Energy storage capability of seawater batteries for intermittent power generation systems: Conceptualization and modeling

• Published in: Journal of power sources Vol. 580; p. 233322
• Main Authors: Park, Sanghun, Yoon, Nakyung, Ullah, Zahid, Tarus, Bethwel Kipchirchir, Choi, Byeongwook, Kim, Hoo Hugo, Son, Moon
• Format: Journal Article
• Language: English
• Published: Elsevier B.V 01.10.2023
• Subjects: Deep learning; Energy storage; Renewable energy; Seawater battery; Deep learning; Renewable energy; Seawater battery; Energy storage
• ISSN: 0378-7753
• DOI: 10.1016/j.jpowsour.2023.233322

The use of renewable energy for power generation is increasing rapidly. However, residual electricity supplied in excess of demand is a global concern. To effectively utilize excess power, storing surplus renewable energy in energy storage systems (ESSs) is important.
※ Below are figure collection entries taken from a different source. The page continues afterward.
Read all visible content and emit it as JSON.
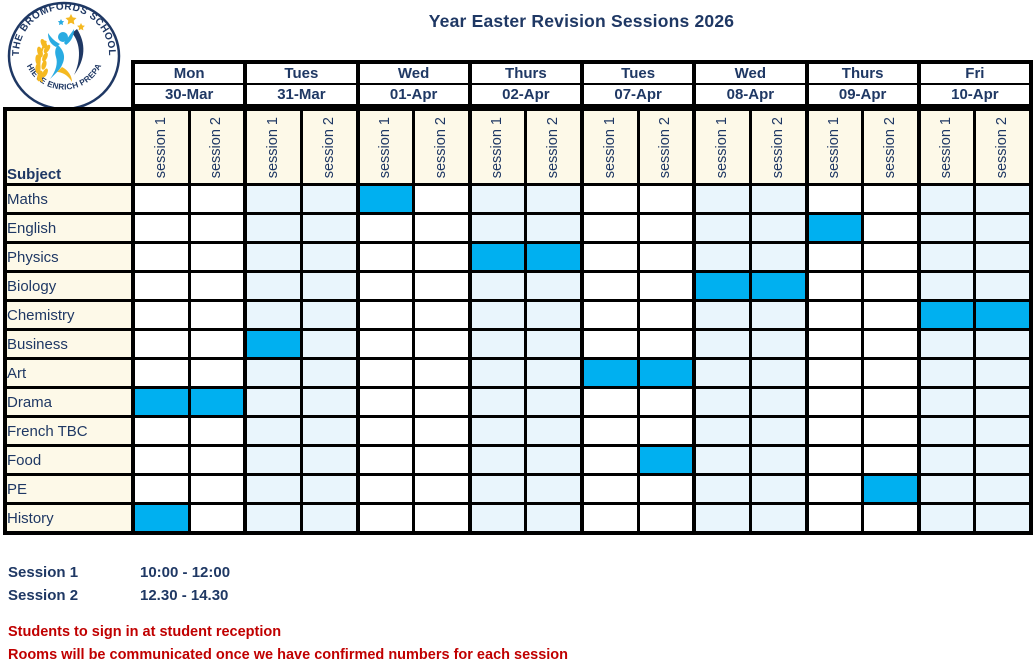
{
  "title": "Year Easter Revision Sessions 2026",
  "logo": {
    "school_name": "THE BROMFORDS SCHOOL",
    "motto": "ACHIEVE ENRICH PREPARE"
  },
  "colors": {
    "navy_text": "#1F3864",
    "highlight_blue": "#00B0F0",
    "shaded_column_blue": "#E9F5FC",
    "header_cream": "#FDF9E8",
    "note_red": "#C00000",
    "grid_border": "#000000",
    "logo_blue": "#29ABE2",
    "logo_gold": "#F5B921"
  },
  "table": {
    "subject_header": "Subject",
    "session_labels": [
      "session 1",
      "session 2"
    ],
    "days": [
      {
        "day": "Mon",
        "date": "30-Mar",
        "shaded": false
      },
      {
        "day": "Tues",
        "date": "31-Mar",
        "shaded": true
      },
      {
        "day": "Wed",
        "date": "01-Apr",
        "shaded": false
      },
      {
        "day": "Thurs",
        "date": "02-Apr",
        "shaded": true
      },
      {
        "day": "Tues",
        "date": "07-Apr",
        "shaded": false
      },
      {
        "day": "Wed",
        "date": "08-Apr",
        "shaded": true
      },
      {
        "day": "Thurs",
        "date": "09-Apr",
        "shaded": false
      },
      {
        "day": "Fri",
        "date": "10-Apr",
        "shaded": true
      }
    ],
    "subjects": [
      {
        "name": "Maths",
        "highlights": [
          [
            2,
            0
          ]
        ]
      },
      {
        "name": "English",
        "highlights": [
          [
            6,
            0
          ]
        ]
      },
      {
        "name": "Physics",
        "highlights": [
          [
            3,
            0
          ],
          [
            3,
            1
          ]
        ]
      },
      {
        "name": "Biology",
        "highlights": [
          [
            5,
            0
          ],
          [
            5,
            1
          ]
        ]
      },
      {
        "name": "Chemistry",
        "highlights": [
          [
            7,
            0
          ],
          [
            7,
            1
          ]
        ]
      },
      {
        "name": "Business",
        "highlights": [
          [
            1,
            0
          ]
        ]
      },
      {
        "name": "Art",
        "highlights": [
          [
            4,
            0
          ],
          [
            4,
            1
          ]
        ]
      },
      {
        "name": "Drama",
        "highlights": [
          [
            0,
            0
          ],
          [
            0,
            1
          ]
        ]
      },
      {
        "name": "French TBC",
        "highlights": []
      },
      {
        "name": "Food",
        "highlights": [
          [
            4,
            1
          ]
        ]
      },
      {
        "name": "PE",
        "highlights": [
          [
            6,
            1
          ]
        ]
      },
      {
        "name": "History",
        "highlights": [
          [
            0,
            0
          ]
        ]
      }
    ]
  },
  "legend": [
    {
      "label": "Session 1",
      "time": "10:00 - 12:00"
    },
    {
      "label": "Session 2",
      "time": "12.30 - 14.30"
    }
  ],
  "notes": [
    "Students to sign in at student reception",
    "Rooms will be communicated once we have confirmed numbers for each session"
  ]
}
In this study, a seawater battery (SWB) is proposed as an ESS for intermittent power resources, and its energy storage capability is evaluated. Four charging scenarios that imitate different forms of renewable energy (constant current, solar, tidal, and wind) reveal that SWB is an efficient ESS for intermittent renewable energy sources. Scenario-dependent energy efficiency follows the order: ideal constant current (83.6%) > solar power (80.4%) > tidal power (79.6%) > wind power (79.4%). The ability of two artificial intelligence models is also tested to estimate the potential of SWBs. A novel long short-term memory model outperforms an artificial neural network model, predicting the potential of SWB with a high precision (R2 > 0.99) and an extremely low error rate (<0.18%). Therefore, the conceptualization and modeling of an SWB as an ESS may pave the way for energy storage from and management of intermittent energy sources. The scenario-based research on the energy storage capability of seawater batteries for intermittent power generation systems is experimentally demonstrated and modeled by machine learning algorithms. [Display omitted] •The capability of SWB for renewable energy storage was investigated.•Charging scenarios using solar power had the highest energy storage efficiency.•A deep learning model (LSTM) was trialed to estimate the performance of SWB.•The LSTM model outperformed a neural network in prediction accuracy (R2 > 0.99).